Within all of these categories, you can sort by genre, platform, and age rating. If you're looking to see what the most popular games are, you can search for those too. And, of course, you can search by simply typing in the name of the game you're looking for into the search bar.

Everything about the PlayStation Now hub on PS5 looks clean and is presented in a clear way that makes it a pleasure to use. I have no complaints here.

As much as I love the hub on console, I can't say the same for its app on PC. The way the app is designed makes it difficult to find the games you're looking for. You'll just need to endlessly scroll down through different categories before finding an alphabetized list. Frankly, it looks ugly, especially compared to the console implementation.

Thankfully, there is an area that displays your most recently played games and any games you've added to your list to keep track of. This definitely makes it easier to quickly find games you've found already, but that initial search can be a slog. There's no search bar to type in the name of a particular game you want to play.

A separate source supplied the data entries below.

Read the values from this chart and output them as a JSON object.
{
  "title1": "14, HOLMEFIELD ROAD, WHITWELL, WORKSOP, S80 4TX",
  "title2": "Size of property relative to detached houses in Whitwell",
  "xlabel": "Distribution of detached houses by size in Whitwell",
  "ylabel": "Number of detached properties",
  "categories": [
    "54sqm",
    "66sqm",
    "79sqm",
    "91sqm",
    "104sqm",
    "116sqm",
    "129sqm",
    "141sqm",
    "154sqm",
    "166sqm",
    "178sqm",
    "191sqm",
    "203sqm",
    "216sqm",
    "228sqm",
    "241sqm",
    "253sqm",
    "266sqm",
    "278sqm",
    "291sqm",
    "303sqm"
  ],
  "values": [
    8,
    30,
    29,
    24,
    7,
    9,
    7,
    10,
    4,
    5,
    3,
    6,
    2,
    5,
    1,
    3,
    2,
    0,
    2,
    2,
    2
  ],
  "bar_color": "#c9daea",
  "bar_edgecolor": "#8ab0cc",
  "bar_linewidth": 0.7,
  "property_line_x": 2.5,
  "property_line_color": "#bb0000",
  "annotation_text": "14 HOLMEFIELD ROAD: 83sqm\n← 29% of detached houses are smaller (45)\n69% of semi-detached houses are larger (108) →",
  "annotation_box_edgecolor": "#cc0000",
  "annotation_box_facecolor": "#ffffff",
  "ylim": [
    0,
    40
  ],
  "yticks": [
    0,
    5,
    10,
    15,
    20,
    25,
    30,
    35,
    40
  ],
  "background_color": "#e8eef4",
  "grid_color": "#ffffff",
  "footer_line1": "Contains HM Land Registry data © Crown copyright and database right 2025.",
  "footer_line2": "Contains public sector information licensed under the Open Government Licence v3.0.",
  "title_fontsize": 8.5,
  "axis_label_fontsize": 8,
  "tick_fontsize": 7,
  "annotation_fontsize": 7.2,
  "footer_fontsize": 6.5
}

Compared to its console hub, PS Now on PC almost seems like an afterthought from Sony, and that's a shame because the streaming quality is pretty good.

PlayStation Now : Competition

PlayStation Now's biggest competitor is undoubtedly Xbox Game Pass. While both services are exclusives to their respective consoles, they're also both available on PC. It's on PC where PS Now actually has an advantage as all of its 800+ games can be streamed. Xbox Game Pass for PC only has 100+ titles.

As for everything that each service offers, Xbox Game Pass blows the competition out of the water. Not only does it come with EA Play at no extra cost, but all Xbox published games launch into it the same day they release at retail — and sometimes third-party games as well, like Outriders and MLB The Show 21. And Xbox Game Pass Ultimate includes Cloud streaming to mobile devices. If you want to stream PS Now games through Remote Play on mobile, you can't. Sony doesn't allow it.

When it comes to discounts, Xbox Game Pass members can save up to 20% off select games in the Xbox Game Pass library and up to 10% off related game add-ons. PlayStation Now has no equivalent discount program.

PlayStation Now: Should you buy it?

You should buy this if ...

  • You want access to hundreds of games immediately
  • You want to play some of Sony's best exclusives
  • You want to stream games on PC

You shouldn't buy this if...

  • You want to play brand-new games
  • You want to download games to PC
  • You want to stream on mobile devices
3 out of 5

A couple of years ago, I would have advised against buying PlayStation Now. Back in 2019, it had cost $20/month or $100/year. Those prices have since been slashed to $10/month or $60/year. While I still can't say it's worth it on a monthly basis, you should pick up a 12-month PS now membership. The games may be a bit older, but $60 for unlimited access to hundreds of titles is an insane deal.

But when you compare it to Xbox Game Pass, it becomes painfully clear how neglected, and pitiful PS Now is. It has an advantage on PC by offering more games, but it can't beat the sheer value of Xbox Game Pass.

PlayStation Now 12-month

Bottom line: For $60/year, PlayStation Now is a fine subscription service that grants access to hundreds of games on console and PC. When compared to Game Pass, though, it's sorely lacking.